ERC Starting grant (2018-2023)
Under my ERC Starting grant "Opinion Dynamics" (2018-2023) I study how people form and revise beliefs about themselves and the world and how social identity affects this process. We study opinion dynamics in social networks, committees or other groups and ask when opinion dynamics lead to good outcomes and how they can derail to produce "collective delusions". Our research has shown among others that deliberation in committees can lead to an increase in gender bias, that social identity affects belief formation in a variety of contexts and that failures to update rationally could be behind a substantial share of observed discrimination. Social Identity can be both a boon and a bane for efficient information aggregation. On this site I periodically update about the activities and outcomes from the grant. Support from the ERC is gratefully acknowledged.
Publications:
Gender Bias in Opinion Aggregation, International Economic Review 62(3) (2021), 1055-1080.
Abstract: Gender biases have been documented in areas including hiring, promotion or performance evaluations. Many of these decisions are made by committees. We experimentally investigate whether committee deliberation contributes to gender biases. In our experiments participants perform a real effort task with subjective performance and then rate the task performance of other participants. In a 3 x2 design we vary the extent to which communication among raters is possible and whether or not the experiment is gender-blind. There is substantial evidence of gender bias with open committee deliberation. In this case 60 percent of ratings received by men are revised upwards after deliberation compared to only 25 percent of ratings received by women. As a consequence women are ranked on average three positions lower after deliberation. We explore several mechanisms and test two interventions for open deliberation. Randomizing the order of speaking does not reduce gender bias, but an information intervention where raters are informed of gender bias in prior sessions does.
Diversity in Committees (joint with N. Hughes and Z. UH Khan), SSRN working paper (2023).
Abstract: We investigate the potential of diversity to influence committee decision-making. In our model committee members receive private information on a state of the world, deliberate and vote. Committee members belong to one of two groups which may differ along two dimensions: (a) their preferences and (b) their information structures. If groups only differ in their information structures, welfare is increasing in committee diversity. If groups only differ in preferences, welfare is decreasing in diversity. If groups differ along both dimensions then, depending on parameters, welfare may be increasing, decreasing or non-monotonic in diversity. We test the model's key predictions in a laboratory experiment. As predicted, diverse committees outperform non-diverse committees when preferences are aligned. However, when preferences are misaligned diverse and non-diverse perform equally well. The reason is that participants reveal more information than theory predicts and update imperfectly.

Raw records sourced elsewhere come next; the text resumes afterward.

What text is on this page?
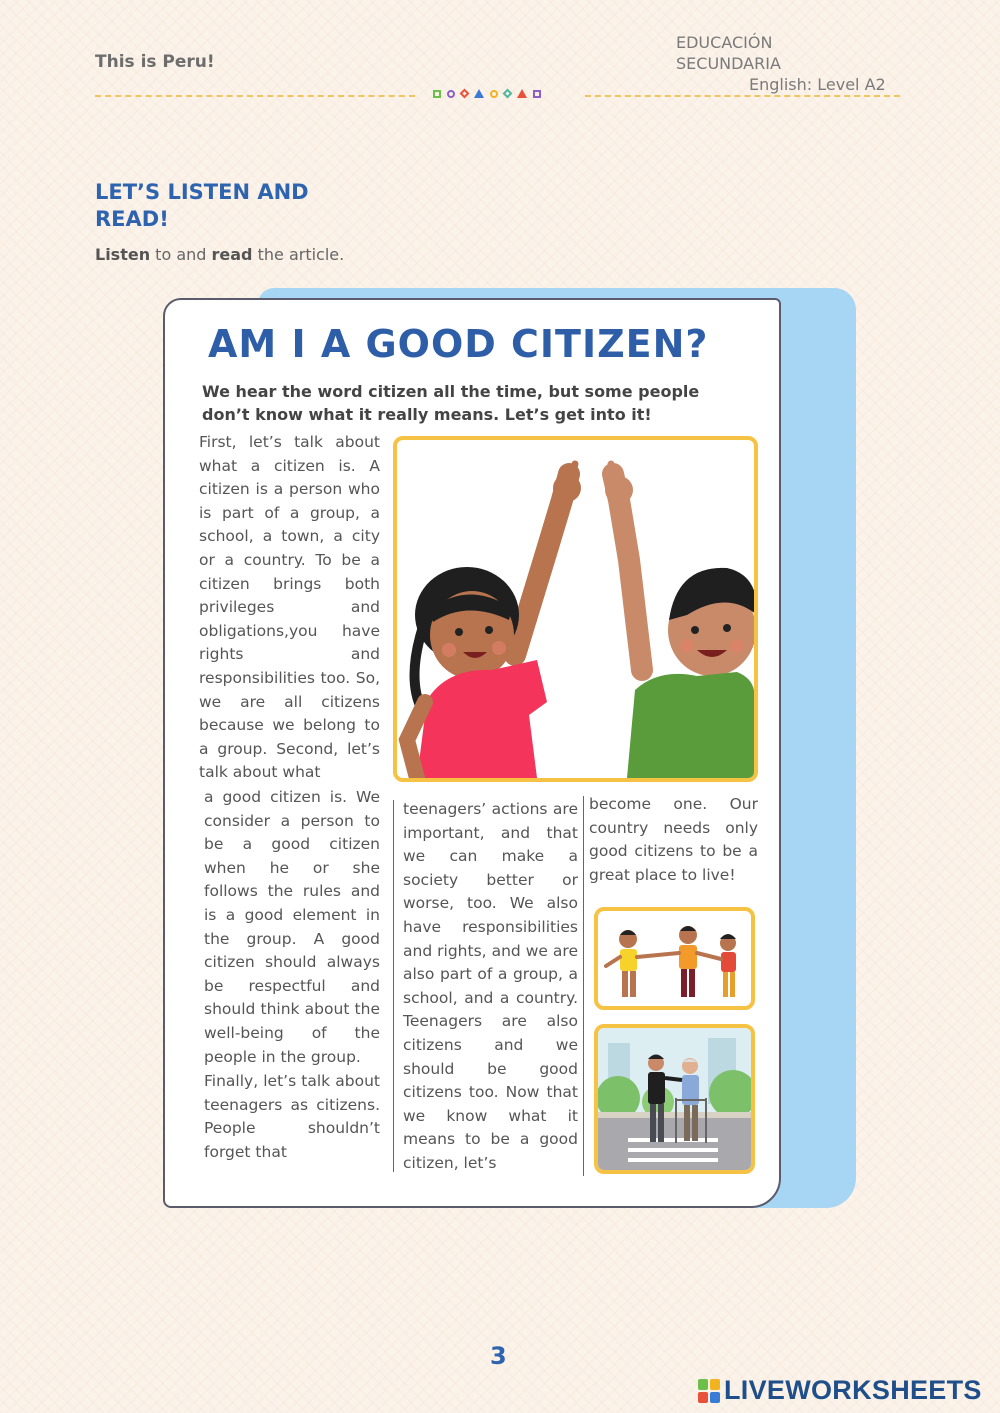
This is Peru!
EDUCACIÓN
SECUNDARIA
English: Level A2
LET’S LISTEN AND
READ!
Listen to and read the article.
AM I A GOOD CITIZEN?
We hear the word citizen all the time, but some people don’t know what it really means. Let’s get into it!
First, let’s talk about what a citizen is. A citizen is a person who is part of a group, a school, a town, a city or a country. To be a citizen brings both privileges and obligations,you have rights and responsibilities too. So, we are all citizens because we belong to a group. Second, let’s talk about what
a good citizen is. We consider a person to be a good citizen when he or she follows the rules and is a good element in the group. A good citizen should always be respectful and should think about the well-being of the people in the group.
Finally, let’s talk about teenagers as citizens. People shouldn’t forget that
teenagers’ actions are important, and that we can make a society better or worse, too. We also have responsibilities and rights, and we are also part of a group, a school, and a country. Teenagers are also citizens and we should be good citizens too. Now that we know what it means to be a good citizen, let’s
become one. Our country needs only good citizens to be a great place to live!
3
LIVEWORKSHEETS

Non Bayesian Statistical Discrimination (joint with Pol Campos Mercade), Management Science 70 (4) (2024), 2549-2567.
Abstract: Models of statistical discrimination typically assume that employers make rational inference from (education) signals. However, there is a large amount of evidence showing that most people do not update their beliefs rationally. We use a model and two experiments to show that employers who are conservative, in the sense of signal neglect, discriminate more against disadvantaged groups than Bayesian employers. We find that such irrational statistical discrimination deters high-ability workers from disadvantaged groups from pursuing education, further exacerbating initial group inequalities. Excess discrimination caused by employer conservatism is especially important when signals are very informative. Out of the overall hiring gap in our data, around 40% can be attributed to rational statistical discrimination, a further 40% is due to irrational statistical discrimination, and the remaining 20% is unexplained or potentially taste-based.
Personal Relative Position, Attribution and Social Trust (joint with A. Albertazzi and P. Lown), SSRN working paper (2023).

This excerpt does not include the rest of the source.